I feel that in the U.S. the phrase “social obligation” has a negative connotation. Here, social obligation is seen as troublesome and restricting. People would never describe these feelings so bluntly, but I sense it when money flows into overseas bank accounts and loose change is denied a beggar because “he’ll probably spend it on alcohol.” People often say that American culture is one of individualism, but I increasingly feel that it is one of individual finances. We have been encouraged to feel that we are separate from a collective, that our communities do not contribute to our success, and to glorify our own strengths and desires. Being different and accepting yourself is different from becoming self-absorbed. It is this self-absorption that makes us resentful to see “our money” used for a cause outside ourselves, it is self-absorption that deadens our healthy sense of duty towards our fellow man. It is this self-absorption that makes jealously guard every cent in miserly paranoia.
That is not to say people in the US are wholly concerned with money. This has been disproven as people have been stirred up by feelings of empathy and justice as they have fought in battles for racial equality, women’s rights, LGBTQ rights, etc. The number of people who have answered the call of these causes proves that in the United States people can be moved by feelings concerned with a higher good. This is why I am upset that money incentive is still used as the only arguments, as if it is the only way to motivate people into action. Such a belief has centered US policies and culture around a glorification of greed, referred to in euphemism as “incentive.”

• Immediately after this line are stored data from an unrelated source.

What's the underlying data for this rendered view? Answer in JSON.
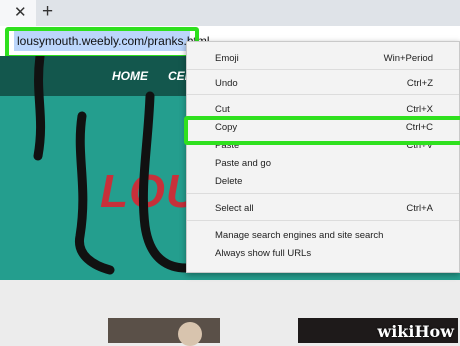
{
  "browser": {
    "new_tab_label": "+",
    "close_tab_label": "✕",
    "url": "lousymouth.weebly.com/pranks.html"
  },
  "site": {
    "nav": [
      "HOME",
      "CEL"
    ],
    "logo_text": "LOU"
  },
  "context_menu": {
    "items": [
      {
        "label": "Emoji",
        "shortcut": "Win+Period"
      },
      {
        "label": "Undo",
        "shortcut": "Ctrl+Z"
      },
      {
        "label": "Cut",
        "shortcut": "Ctrl+X"
      },
      {
        "label": "Copy",
        "shortcut": "Ctrl+C"
      },
      {
        "label": "Paste",
        "shortcut": "Ctrl+V"
      },
      {
        "label": "Paste and go",
        "shortcut": ""
      },
      {
        "label": "Delete",
        "shortcut": ""
      },
      {
        "label": "Select all",
        "shortcut": "Ctrl+A"
      },
      {
        "label": "Manage search engines and site search",
        "shortcut": ""
      },
      {
        "label": "Always show full URLs",
        "shortcut": ""
      }
    ]
  },
  "watermark": "wikiHow",
  "colors": {
    "callout": "#2fe01e",
    "site_teal": "#249e8e",
    "logo_red": "#c7303a"
  }
}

This belief in monetary incentive and normalization of greed wrecks a havoc of hypocrisy in the lives of people who are otherwise motivated to do good. I have seen this in my own communities, especially in my Christian community. I have known people who believe that we should limit opportunities, such as healthcare and education, for fear of people “abusing the system.” They believe this while also professing their faith in a God who continually offers limitless opportunities despite mankind’s abuses against him. I have known people who resent every cent of their hard earned money taken in taxes as they fear it will benefit someone “unworthy.” They believe this while willingly paying 10% of their income in tithes, much of which are used for administering to those who are termed “unworthy.” Even to those who are not religious, this dichotomy might seem confusing. It is odd that the very same community that I have seen achieve great acts of service towards others (without monetary enticement) can have so little faith that others are capable of good.
This is a trend I’ve seen in the general spheres of the public, a trend I’ve seen myself affected by. I am saddened that in the United States, a country founded on ideals, we have become jaded and cynical about the very people we wish to uphold those ideals. The fact that we continue to expect people to only be incentivised by money (thereby appealing to greed, the least noble of human emotions) shows we have no trust in our own citizens, no trust in humanity. I’m not saying it is unwise to view issues with a critical eye, but if we wish to move past our current issues we have to move past our current culture of mistrust. We have to trust our people and see them as more than wage laborers motivated only by cash: as human beings with a broad range of emotions that we can appeal to.